Robert Niggebrugge CofC CSCI 362 Fall 2020 Blog

HW3: Chapters 11 & 12

Back again today to discuss the critical areas of reliablity and saftey engineering. Just some quick things I found helpful/ interesting. Reliability under the software engineering umbrella is described as the probability of failure-free operation over in a specific context. The key association here is that reliablility is refered to when describing a piece of software working in an explicit amount of time, environment, and purpose. Availability is more straight forward. It is described as the probability that at any specified time a software will be to operational and will work as intended.
Another interesting thing I came across was this table shown below from the textbook (Software Engineering 10). It contextualizes the numerical values of availability and what it means to the average user. This is just mind boggling to me. One might think that an availabilty rate of 99% would be acceptable but this graph shows how unreliable a system with an availability rate of 99% would be and how precise a system's availablity would have to be to available as much as many of todays most used systems are.




Excercise Questions

11.4) What is the common characteristics of all architectural styles that are geared to supporting software fault tolerance?

  • The common characteristic of the proctected system, self-monitoring, and n-version programming architectures is redundancy. Each of these systems do not allow a single point of failure. The protected system has multiple sensors, backup sensors and has sensors to detect its own failures. Self-monitoring systems produce redundant computations on differing channels to detect differences and faults. N-version programming uses multiple versions of the same program that are each implemented differently on different systems.

  • 11.7) It has been suggested that the control software for a radiation therapy machine, used to treat patients with cancer, should be implemented using N-version programming. Comment on whether or not you think this is a good suggestion.

  • I believe this would not be the most optimal choice. N-version programming seeks to optimize availabilty but heavily increases cost. I would argue that reliablity and proper error handling should be more of a focus for the control software for this machine. Detection of an error and properly handling it under many different cases and contexts should be the primary concern of the control software because it is much more important to ensure patient saftey than to ensure that the machine works consistently over a long period of time.

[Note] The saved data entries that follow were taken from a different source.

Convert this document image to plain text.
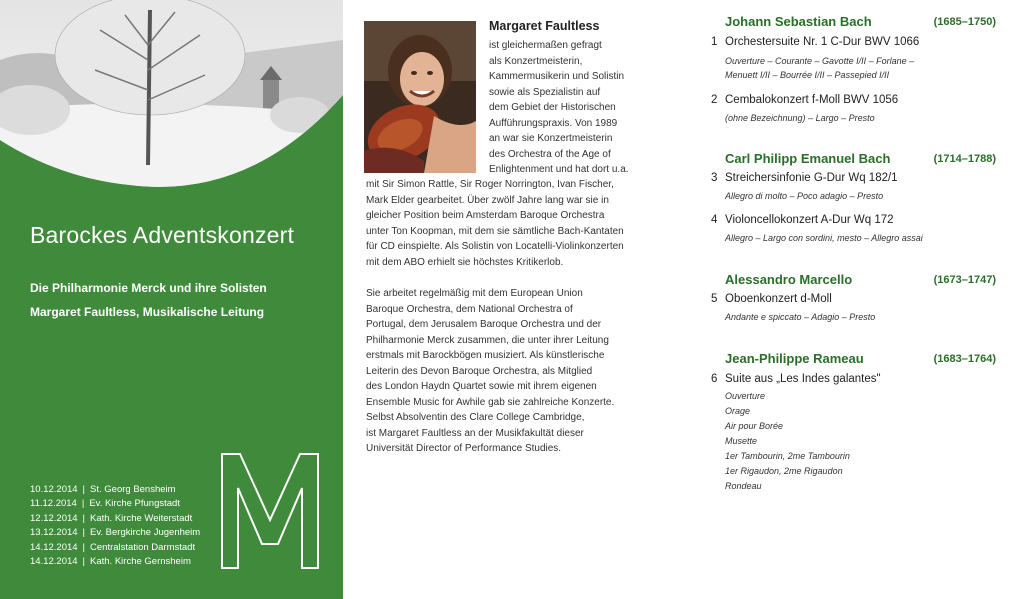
Barockes Adventskonzert
Die Philharmonie Merck und ihre Solisten
Margaret Faultless, Musikalische Leitung
10.12.2014 | St. Georg Bensheim
11.12.2014 | Ev. Kirche Pfungstadt
12.12.2014 | Kath. Kirche Weiterstadt
13.12.2014 | Ev. Bergkirche Jugenheim
14.12.2014 | Centralstation Darmstadt
14.12.2014 | Kath. Kirche Gernsheim
Margaret Faultless
ist gleichermaßen gefragt
als Konzertmeisterin,
Kammermusikerin und Solistin
sowie als Spezialistin auf
dem Gebiet der Historischen
Aufführungspraxis. Von 1989
an war sie Konzertmeisterin
des Orchestra of the Age of
Enlightenment und hat dort u.a.
mit Sir Simon Rattle, Sir Roger Norrington, Ivan Fischer,
Mark Elder gearbeitet. Über zwölf Jahre lang war sie in
gleicher Position beim Amsterdam Baroque Orchestra
unter Ton Koopman, mit dem sie sämtliche Bach-Kantaten
für CD einspielte. Als Solistin von Locatelli-Violinkonzerten
mit dem ABO erhielt sie höchstes Kritikerlob.
Sie arbeitet regelmäßig mit dem European Union
Baroque Orchestra, dem National Orchestra of
Portugal, dem Jerusalem Baroque Orchestra und der
Philharmonie Merck zusammen, die unter ihrer Leitung
erstmals mit Barockbögen musiziert. Als künstlerische
Leiterin des Devon Baroque Orchestra, als Mitglied
des London Haydn Quartet sowie mit ihrem eigenen
Ensemble Music for Awhile gab sie zahlreiche Konzerte.
Selbst Absolventin des Clare College Cambridge,
ist Margaret Faultless an der Musikfakultät dieser
Universität Director of Performance Studies.
Johann Sebastian Bach	(1685–1750)
1 Orchestersuite Nr. 1 C-Dur BWV 1066
Ouverture – Courante – Gavotte I/II – Forlane –
Menuett I/II – Bourrée I/II – Passepied I/II
2 Cembalokonzert f-Moll BWV 1056
(ohne Bezeichnung) – Largo – Presto
Carl Philipp Emanuel Bach	(1714–1788)
3 Streichersinfonie G-Dur Wq 182/1
Allegro di molto – Poco adagio – Presto
4 Violoncellokonzert A-Dur Wq 172
Allegro – Largo con sordini, mesto – Allegro assai
Alessandro Marcello	(1673–1747)
5 Oboenkonzert d-Moll
Andante e spiccato – Adagio – Presto
Jean-Philippe Rameau	(1683–1764)
6 Suite aus „Les Indes galantes"
Ouverture
Orage
Air pour Borée
Musette
1er Tambourin, 2me Tambourin
1er Rigaudon, 2me Rigaudon
Rondeau
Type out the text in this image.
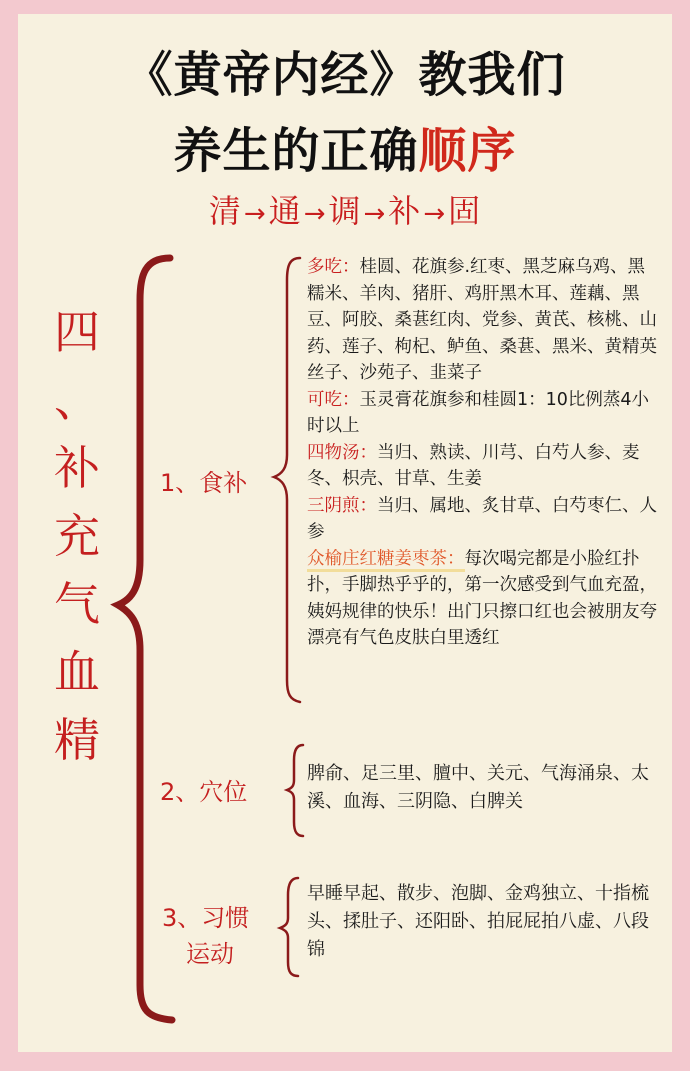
《黄帝内经》教我们
养生的正确顺序
清→通→调→补→固
四
、
补
充
气
血
精
1、食补
2、穴位
3、习惯
运动

多吃：桂圆、花旗参.红枣、黑芝麻乌鸡、黑糯米、羊肉、猪肝、鸡肝黑木耳、莲藕、黑豆、阿胶、桑葚红肉、党参、黄芪、核桃、山药、莲子、枸杞、鲈鱼、桑葚、黑米、黄精英丝子、沙苑子、韭菜子

可吃：玉灵膏花旗参和桂圆1：10比例蒸4小时以上

四物汤：当归、熟读、川芎、白芍人参、麦冬、枳壳、甘草、生姜

三阴煎：当归、属地、炙甘草、白芍枣仁、人参

众榆庄红糖姜枣茶：每次喝完都是小脸红扑扑，手脚热乎乎的，第一次感受到气血充盈，姨妈规律的快乐！出门只擦口红也会被朋友夸漂亮有气色皮肤白里透红

脾俞、足三里、膻中、关元、气海涌泉、太溪、血海、三阴隐、白脾关
早睡早起、散步、泡脚、金鸡独立、十指梳头、揉肚子、还阳卧、拍屁屁拍八虚、八段锦
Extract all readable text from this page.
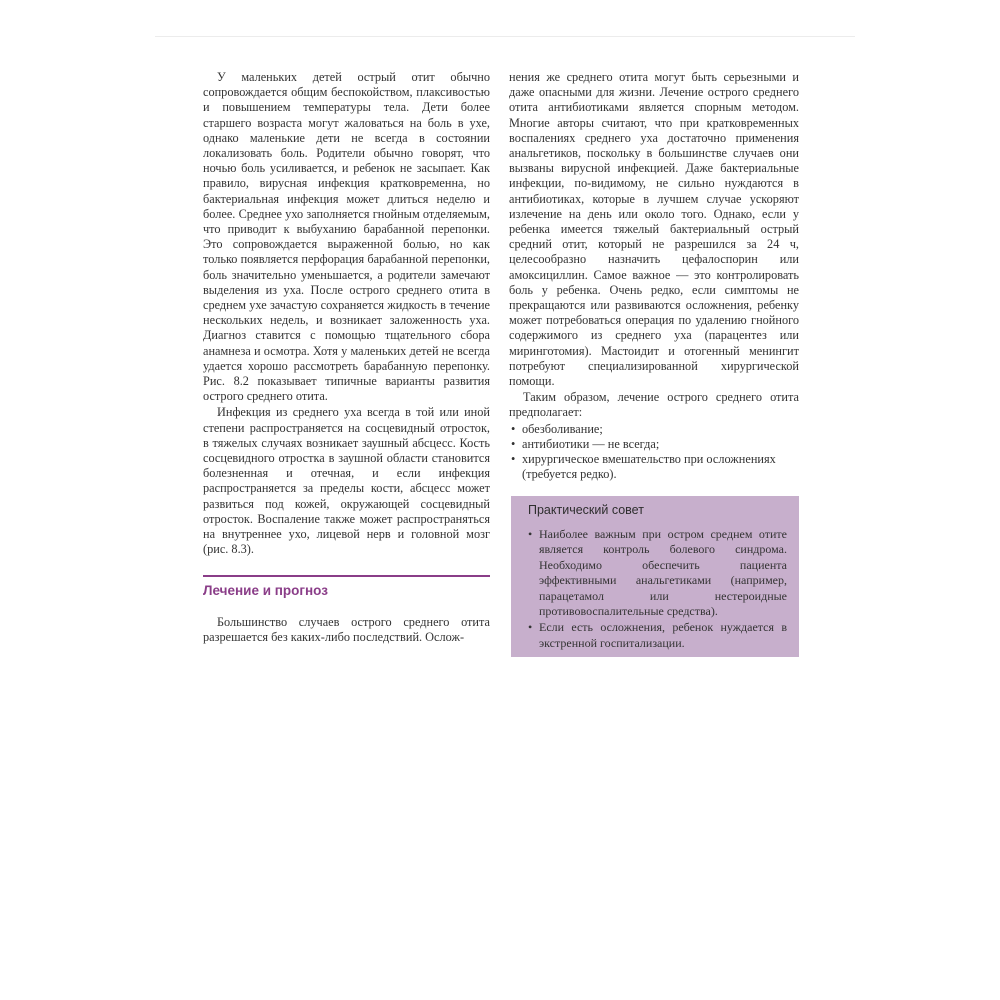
У маленьких детей острый отит обычно сопровождается общим беспокойством, плаксивостью и повышением температуры тела. Дети более старшего возраста могут жаловаться на боль в ухе, однако маленькие дети не всегда в состоянии локализовать боль. Родители обычно говорят, что ночью боль усиливается, и ребенок не засыпает. Как правило, вирусная инфекция кратковременна, но бактериальная инфекция может длиться неделю и более. Среднее ухо заполняется гнойным отделяемым, что приводит к выбуханию барабанной перепонки. Это сопровождается выраженной болью, но как только появляется перфорация барабанной перепонки, боль значительно уменьшается, а родители замечают выделения из уха. После острого среднего отита в среднем ухе зачастую сохраняется жидкость в течение нескольких недель, и возникает заложенность уха. Диагноз ставится с помощью тщательного сбора анамнеза и осмотра. Хотя у маленьких детей не всегда удается хорошо рассмотреть барабанную перепонку. Рис. 8.2 показывает типичные варианты развития острого среднего отита.

Инфекция из среднего уха всегда в той или иной степени распространяется на сосцевидный отросток, в тяжелых случаях возникает заушный абсцесс. Кость сосцевидного отростка в заушной области становится болезненная и отечная, и если инфекция распространяется за пределы кости, абсцесс может развиться под кожей, окружающей сосцевидный отросток. Воспаление также может распространяться на внутреннее ухо, лицевой нерв и головной мозг (рис. 8.3).

Лечение и прогноз

Большинство случаев острого среднего отита разрешается без каких-либо последствий. Ослож-

нения же среднего отита могут быть серьезными и даже опасными для жизни. Лечение острого среднего отита антибиотиками является спорным методом. Многие авторы считают, что при кратковременных воспалениях среднего уха достаточно применения анальгетиков, поскольку в большинстве случаев они вызваны вирусной инфекцией. Даже бактериальные инфекции, по-видимому, не сильно нуждаются в антибиотиках, которые в лучшем случае ускоряют излечение на день или около того. Однако, если у ребенка имеется тяжелый бактериальный острый средний отит, который не разрешился за 24 ч, целесообразно назначить цефалоспорин или амоксициллин. Самое важное — это контролировать боль у ребенка. Очень редко, если симптомы не прекращаются или развиваются осложнения, ребенку может потребоваться операция по удалению гнойного содержимого из среднего уха (парацентез или миринготомия). Мастоидит и отогенный менингит потребуют специализированной хирургической помощи.

Таким образом, лечение острого среднего отита предполагает:

• обезболивание;
• антибиотики — не всегда;
• хирургическое вмешательство при осложнениях (требуется редко).
Практический совет
• Наиболее важным при остром среднем отите является контроль болевого синдрома. Необходимо обеспечить пациента эффективными анальгетиками (например, парацетамол или нестероидные противовоспалительные средства).
• Если есть осложнения, ребенок нуждается в экстренной госпитализации.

  • 11.9) Explain why you should explicitly handle all exceptions in a system that is intended to have a high level of availability.

  • A system that seeks the most possible uptime with correct output by necessity needs completely handled exceptions. A system that is designed to run over large periods of time will have errors or unanticipated events. If these are not handled by the system there will be undefined behavior. In these cases any number of things can happen from critical system failures to wrong calculations. Issues such as these brought about by unhandled exceptions severely impact availabilty and could be extremely hard to detect depending upon how the system behaves.

  • 12.5A train protection system automatically applies the brakes of a train if the speed limit for a segment of track is exceeded, or if the train enters a track segment that is currently signaled with a red light (i.e., the segment should not be entered). There are two critical-safety requirements for this train protection system:

    The train shall not enter a segment of track that is signaled with a red light.

    The train shall not exceed the specified speed limit for a section of track.

    Assuming that the signal status and the speed limit for the track segment are transmitted to on-board software on the train before it enters the track segment, propose five possible functional system requirements for the onboard software that may be generated from the system safety requirements.

    1. Must recieve and display to conductor the speed limit and/or signal of the next segment as entering a segment.
    2. Must frequently check and update signal and speed limit.
    3. Must allow for manual override of braking system.
    4. Must compare current speed to upcoming signal and speed limit.
    5. Must accelerate/decelerate if current speed is slower/faster than the upcoming segments speed limit respectively.
    6. Must decelerate to a stop before entering a segment if incoming signal is red.